I hate to blow the lead like this, but he's an adult woman. You can laugh now. It's hilarious. The tragic little blizzard boy is a 25 year-old female drifter named Birdie Jo Hoaks. And for an industry known for groan-worthy puns and word-play headlines, I think the press' treatment of this Christmas tale was especially cold.

Hoaks fools locals with a big falsification.

It was a hoax. But for Birdie, it was par for the course. After serving time for welfare fraud in South Dakota, Hoaks raised suspicion in Vermont while posing as a 13 year-old abandoned boy to receive gifts and services. After serving a light sentence there, she wandered around for a bit and tried the same trick again in Salt Lake City. Since the Vermont police read the story of the Salt Lake abandoned boy and phoned authorities there, the con only lasted a couple of days.
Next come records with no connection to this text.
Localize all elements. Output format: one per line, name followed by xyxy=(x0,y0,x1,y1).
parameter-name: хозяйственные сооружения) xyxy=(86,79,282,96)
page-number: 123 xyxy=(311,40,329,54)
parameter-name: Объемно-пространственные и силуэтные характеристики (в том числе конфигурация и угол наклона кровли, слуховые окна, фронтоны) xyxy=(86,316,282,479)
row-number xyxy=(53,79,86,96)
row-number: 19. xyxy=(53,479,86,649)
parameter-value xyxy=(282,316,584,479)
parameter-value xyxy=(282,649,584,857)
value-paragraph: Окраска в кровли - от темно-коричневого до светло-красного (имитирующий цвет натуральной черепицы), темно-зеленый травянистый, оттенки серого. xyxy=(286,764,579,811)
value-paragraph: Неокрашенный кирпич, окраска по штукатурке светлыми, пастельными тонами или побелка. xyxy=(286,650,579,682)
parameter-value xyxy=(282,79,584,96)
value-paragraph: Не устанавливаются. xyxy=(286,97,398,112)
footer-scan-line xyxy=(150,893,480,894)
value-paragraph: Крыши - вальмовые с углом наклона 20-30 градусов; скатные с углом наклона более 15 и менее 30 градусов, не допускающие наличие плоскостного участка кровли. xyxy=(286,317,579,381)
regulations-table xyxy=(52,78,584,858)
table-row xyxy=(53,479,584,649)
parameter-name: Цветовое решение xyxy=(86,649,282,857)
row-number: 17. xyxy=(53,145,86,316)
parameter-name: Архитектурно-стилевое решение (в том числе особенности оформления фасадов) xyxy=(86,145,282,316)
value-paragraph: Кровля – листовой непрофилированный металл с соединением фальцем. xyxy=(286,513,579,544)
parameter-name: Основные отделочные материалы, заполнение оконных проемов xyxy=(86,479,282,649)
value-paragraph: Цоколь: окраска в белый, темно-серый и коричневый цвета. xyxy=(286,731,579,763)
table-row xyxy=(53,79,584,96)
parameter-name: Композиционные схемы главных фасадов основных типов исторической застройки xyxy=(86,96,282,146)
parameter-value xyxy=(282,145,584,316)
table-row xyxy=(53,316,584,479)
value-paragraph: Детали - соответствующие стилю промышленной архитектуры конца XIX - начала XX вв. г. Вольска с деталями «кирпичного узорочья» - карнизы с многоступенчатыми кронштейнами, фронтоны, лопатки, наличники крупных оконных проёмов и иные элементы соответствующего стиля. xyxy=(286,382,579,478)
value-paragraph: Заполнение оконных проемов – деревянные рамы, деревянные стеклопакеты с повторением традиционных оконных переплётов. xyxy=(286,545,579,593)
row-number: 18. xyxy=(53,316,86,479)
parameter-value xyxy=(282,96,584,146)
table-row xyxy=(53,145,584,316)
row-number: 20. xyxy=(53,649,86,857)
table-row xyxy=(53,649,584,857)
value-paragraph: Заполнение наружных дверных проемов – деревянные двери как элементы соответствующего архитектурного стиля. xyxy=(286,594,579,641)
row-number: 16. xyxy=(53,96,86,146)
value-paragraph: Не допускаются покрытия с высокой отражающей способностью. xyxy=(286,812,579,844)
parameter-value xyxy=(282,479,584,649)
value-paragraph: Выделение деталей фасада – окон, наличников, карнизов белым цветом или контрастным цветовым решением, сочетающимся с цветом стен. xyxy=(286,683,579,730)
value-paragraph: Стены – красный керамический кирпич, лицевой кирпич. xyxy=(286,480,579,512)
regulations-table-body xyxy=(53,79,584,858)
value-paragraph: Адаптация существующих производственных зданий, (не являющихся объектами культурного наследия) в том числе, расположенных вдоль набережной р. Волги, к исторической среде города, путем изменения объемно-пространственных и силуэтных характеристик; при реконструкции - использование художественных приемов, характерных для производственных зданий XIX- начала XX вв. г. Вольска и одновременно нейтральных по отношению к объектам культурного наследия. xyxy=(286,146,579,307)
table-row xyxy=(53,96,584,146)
It was then uncovered that she had performed similar scams in 11 states, wore bandages to wrap her breasts, and had a cesarean scar.

In the first days of the new year, Hoaks stood trial for her deceptions. Her lawyer tried to explain that Hoaks was travelling with good intentions, but people on her train thought she was a runaway child so she departed to avoid their harassment and was subsequently turned away from a women's shelter, leaving her out of options. But Hoaks proved to be a difficult client to defend and the judge did not show leniency. She was sentenced to a year in jail. A psychiatric evaluation was scheduled, but she would be held until its completion just in case Birdie was a flight risk.
 
Hoaks uses abandonment story with reckless lack of care. Law enforcement release Birdie to be as free as an unimprisoned person.

An almost identical story appears in the May 30, 1993 edition of the Portsmouth Daily Times, when Birdie was 23. By that time, she had already performed the con in Idaho, Maine, New Jersey, Texas, New York, and West Virginia. And local papers went on printing the same story in different cities once every few years from 1993 to 2004, when the mother of three was arrested for trying to enrol in a Kansas middle school. Each time, she got out and retried the act somewhere else.

Birdie Jo Hoaks has twin. Two apt to be nicknamed "scam sisters" due to their repeated deceptions.

While many of the small town stories focused on Birdie Jo, she executed several of the scams with the help of her twin sister Becky Jo. The two were raised by their grandmother in Hoopeston, Illinois. Inseparable, they joined the National Guard after high school graduation. After their discharge, they went to New York City to follow evangelist David Wilkerson. After departing from New York, they travelled around the country. For extended stints, Becky Jo would try living straight while Birdie Jo presented herself as an abused boy in small towns across the country, but they always ended up together, on the road.

That was until in 2003, when they showed up in Galena, Kansas. Birdie started into her routine as "Chris Gomez" at the Galena Assembly of God while Becky Jo posed as his Aunt Becky. Church leaders urged the young boy to enrol in school, which he did. Birdie Jo Hoaks attended Galena Middle School for two weeks before finally being approached by members of the Assembly of God who had grown suspicious.

As she had done so many times before, Birdie Jo came clean and told the church officials about the desperate lie. But something different happened this time. The local prosecutor threw all of the charges out. He said the sisters weren't worth wasting time over. And the church, they offered the sisters forgiveness. For the next three years, the Galena Assembly of God would care for Birdie and Becky Jo Hoaks and their mother.

As explained in the May 17, 2007, Chicago Tribune, the good times came to an end when the sisters stole the church's safe and were brought up on felony burglary charges. But the charges couldn't stick due a legal fluke involving an FBI investigation of the county prosecutor.

In 2011, Birdie Joe was held in Tulsa after her son stole a purse from a church deacon who then chased Birdie Jo out the church, across the street, and tackled her before police arrived.